According to the history, most of the rulers from Zamindar family have adopted babies in different era and those adopted child ruled the area later. For example Gourikanta(গৌরীকান্ত) was adopted by Roghunondon(রঘুনন্দন). Son of Gourikanta was Shashikanta(শশীকান্ত) and his wife adopted Surjokanta (সূর্য্যকান্ত) as she was childless. Later, Surjokanto became the prominent Zamindar of Mymensingh district. People used to call him as Moharaja(মহারাজা).
Moharaja Surjokanto Acharya was the Zamindar in Mymensingh region for long 41 years. During the reign of his Zamindari he did so many work for social welfare and made a remarkable change in infrastructural development.

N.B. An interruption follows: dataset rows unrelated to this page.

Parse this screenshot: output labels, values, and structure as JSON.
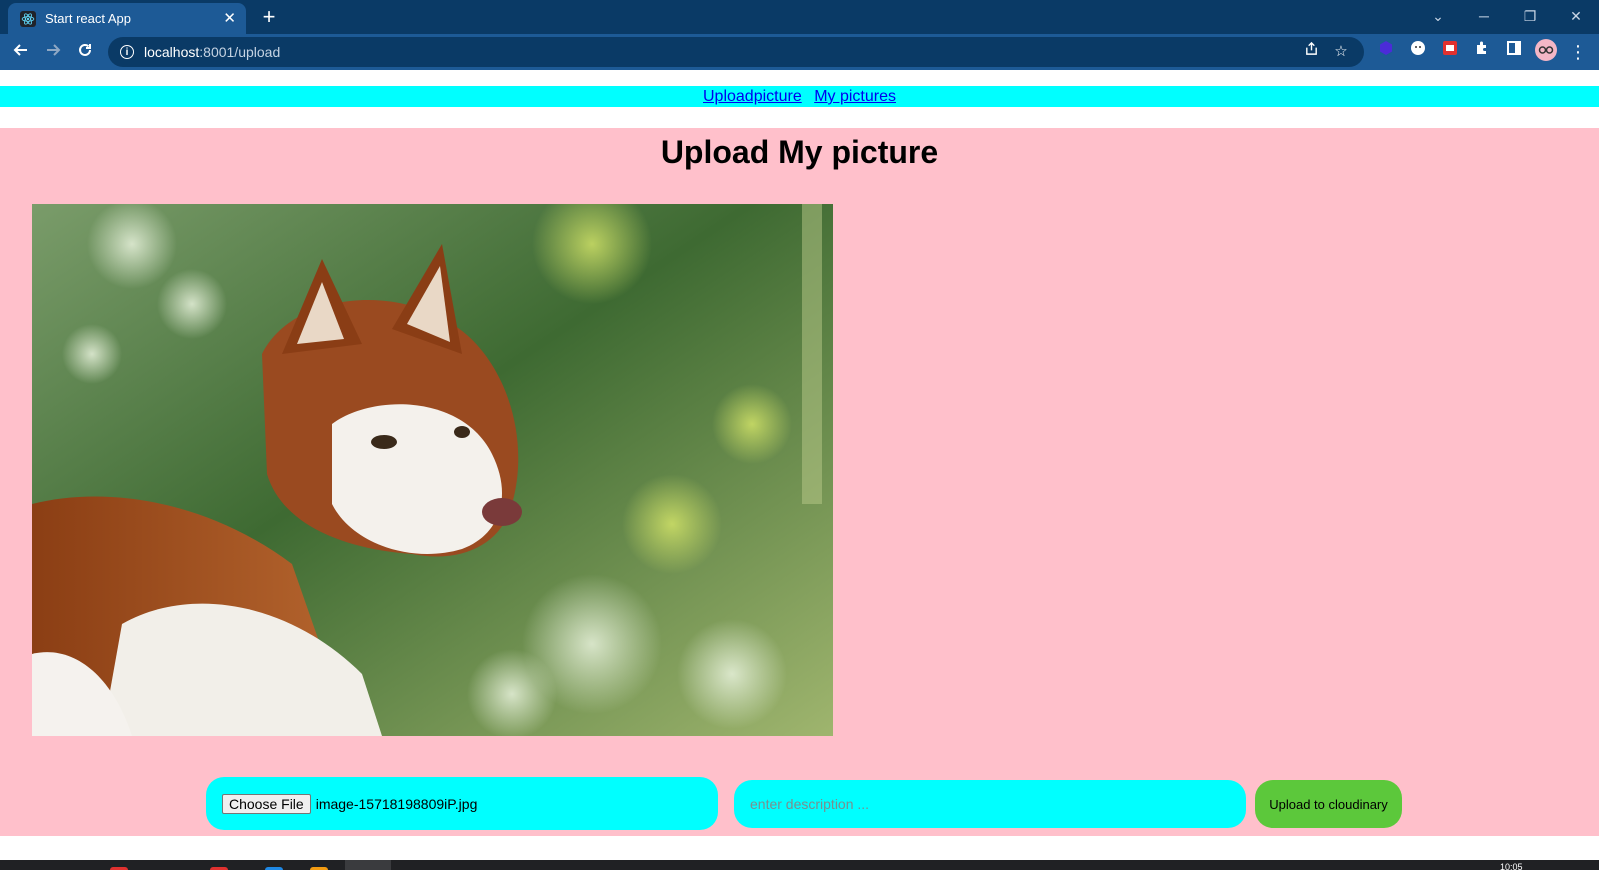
{
  "browser": {
    "tab_title": "Start react App",
    "url_host": "localhost",
    "url_rest": ":8001/upload"
  },
  "nav": {
    "links": [
      "Uploadpicture",
      "My pictures"
    ]
  },
  "page": {
    "heading": "Upload My picture",
    "image_subject": "husky-dog-photo"
  },
  "form": {
    "choose_file_label": "Choose File",
    "selected_file": "image-15718198809iP.jpg",
    "description_placeholder": "enter description ...",
    "submit_label": "Upload to cloudinary"
  },
  "taskbar": {
    "clock": "10:05"
  },
  "colors": {
    "nav_bg": "#00ffff",
    "content_bg": "#ffc0cb",
    "input_bg": "#00ffff",
    "button_bg": "#5cc83b",
    "chrome_dark": "#0a3a66",
    "chrome_light": "#1d5a96"
  }
}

He started to build an unique two storied building on an area of nine acre at the end of nineteenth century. Childless Zamindar Surjokanto named after this building in the name of his adopted son Shoshi Kanto Acharya. After completion of construction this building was extensively damaged by a destructive earth quake on the year 1897. Zamindar Surjokanto was immensely worried at this great loss.
Later Zamindar Shoshi Kanto Acharya re-built this building with many additional features in the year 1905 and did more renovation work in 1911. This unique classical architecture and its surrounding will certainly attract a traveler to explore this place recurrently.